JAZZ (3/3)

Miles Davis : “Est-ce que j’ai une gueule de 33 tours ?”

Avec son comparse Alain Simard, André Ménard est l’homme derrière le plus grand festival de jazz au monde. Un immense tintamarre planté chaque été au cœur du centre-ville de Montréal, depuis 35 ans. Quelques chiffres permettent de mieux appréhender la chose : près de 800 concerts en dix jours dont les deux tiers gratuits, 25 scènes, environ deux millions de visiteurs de moyenne et, surtout, des milliers d'anecdotes. Drogue, sexe, rock and roll, mais pas que… Rencontre en trois temps avec un passionné, à Montréal. Au programme de cette troisième et dernière partie, la crème de la crème et des fortes têtes : Miles Davis, Aretha Franklin, Stevie Wonder et même Bob Dylan.
Miles Davis – Théâtre St-Denis, le 11 juillet 1982 (photo: Robert Etchevery).

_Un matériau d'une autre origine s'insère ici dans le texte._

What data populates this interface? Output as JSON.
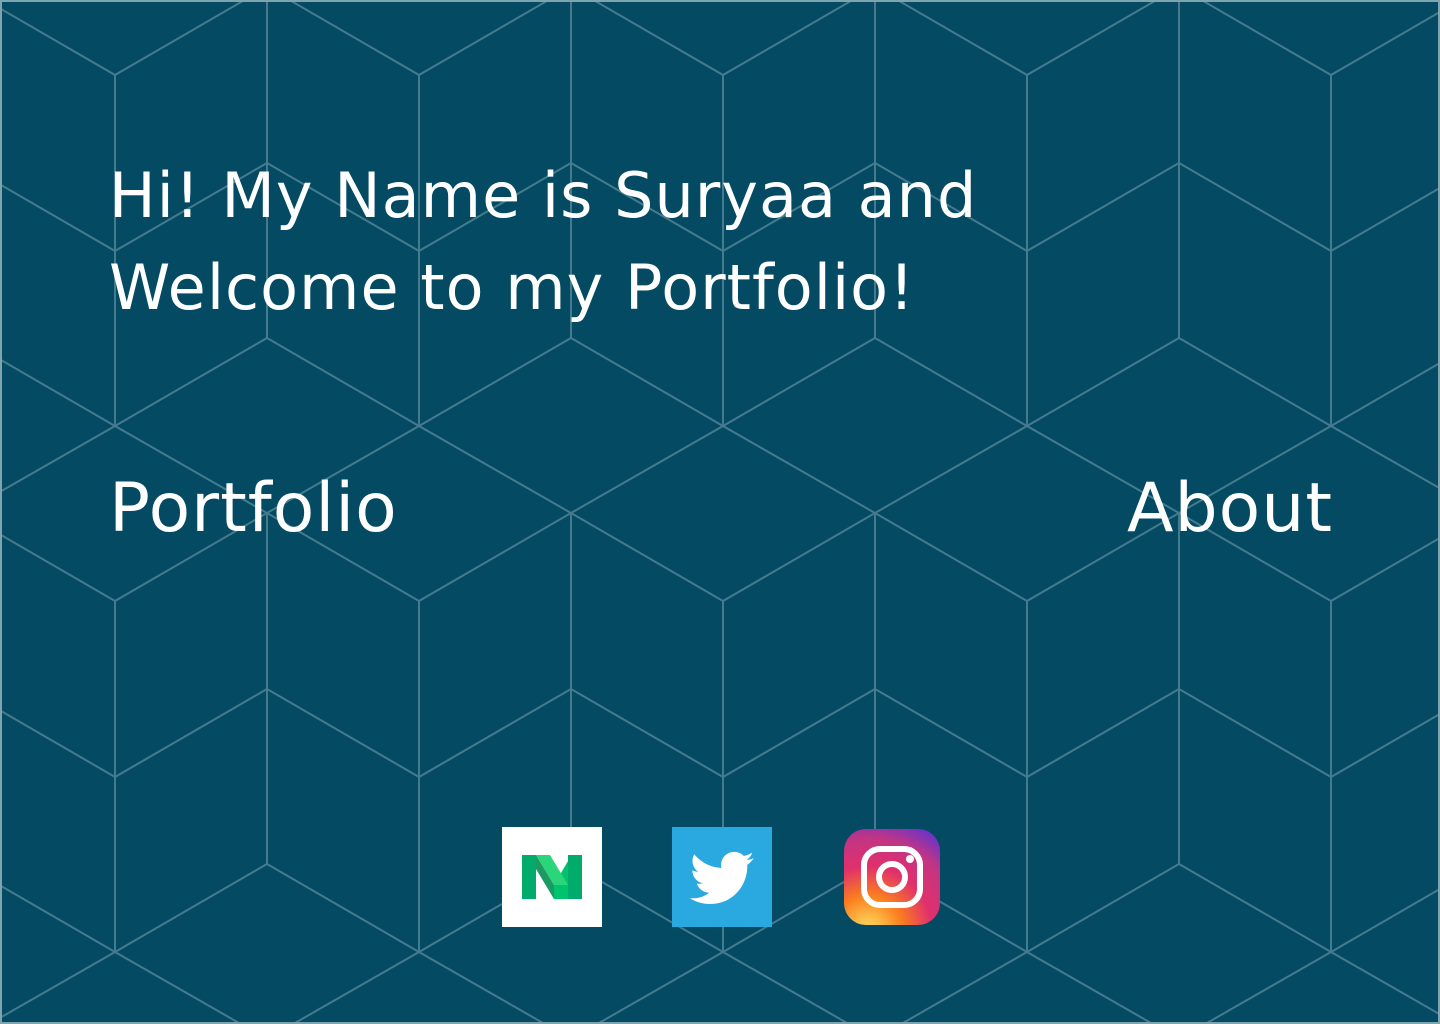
{
  "hero": {
    "line1": "Hi! My Name is Suryaa and",
    "line2": "Welcome to my Portfolio!"
  },
  "nav": {
    "portfolio": "Portfolio",
    "about": "About"
  },
  "social": [
    {
      "icon": "medium-icon",
      "color": "#00ab6c"
    },
    {
      "icon": "twitter-icon",
      "color": "#2aa9e0"
    },
    {
      "icon": "instagram-icon",
      "color": "#e1306c"
    }
  ],
  "colors": {
    "background": "#034a62",
    "pattern_lines": "#5b8b9c",
    "text": "#ffffff"
  }
}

Miles Davis – Des dessins de femmes nues et l’appart’ de Gil Evans

Il avait cette présence intimidante, naturellement : ce regard intense, ces grands yeux, cette peau si noire, presque bleue, cette voix caverneuse… Ça me glaçait totalement. Pourtant, il ne manquait pas d’humour. Dans les années 80, Miles Davis était très fâché avec Wynton Marsalis. L’autre le cherchait tout le temps, racontait que Miles ne faisait plus du jazz, que ce n’était même pas de la musique. “Si son œuvre est importante, elle commence à sérieusement dater et puis ce qu’il fait maintenant, c’est de la soupe”, déclarait-il à longueur de temps. Excédé, Miles Davis demande un jour à Pat Metheny ce qu’il pense de tout ça. Évidemment, il lui répond qu’il n’est pas d’accord avec Marsalis. Tous ces trucs comme quoi Miles défigurait sa musique, qu’il n’était pas foutu de la préserver. “Préserver la musique ? répond-il. Qu’est-ce que c’est que ces conneries ! Je croyais que c’était à ça que servaient les disques ? J’ai une gueule de 33 tours ?”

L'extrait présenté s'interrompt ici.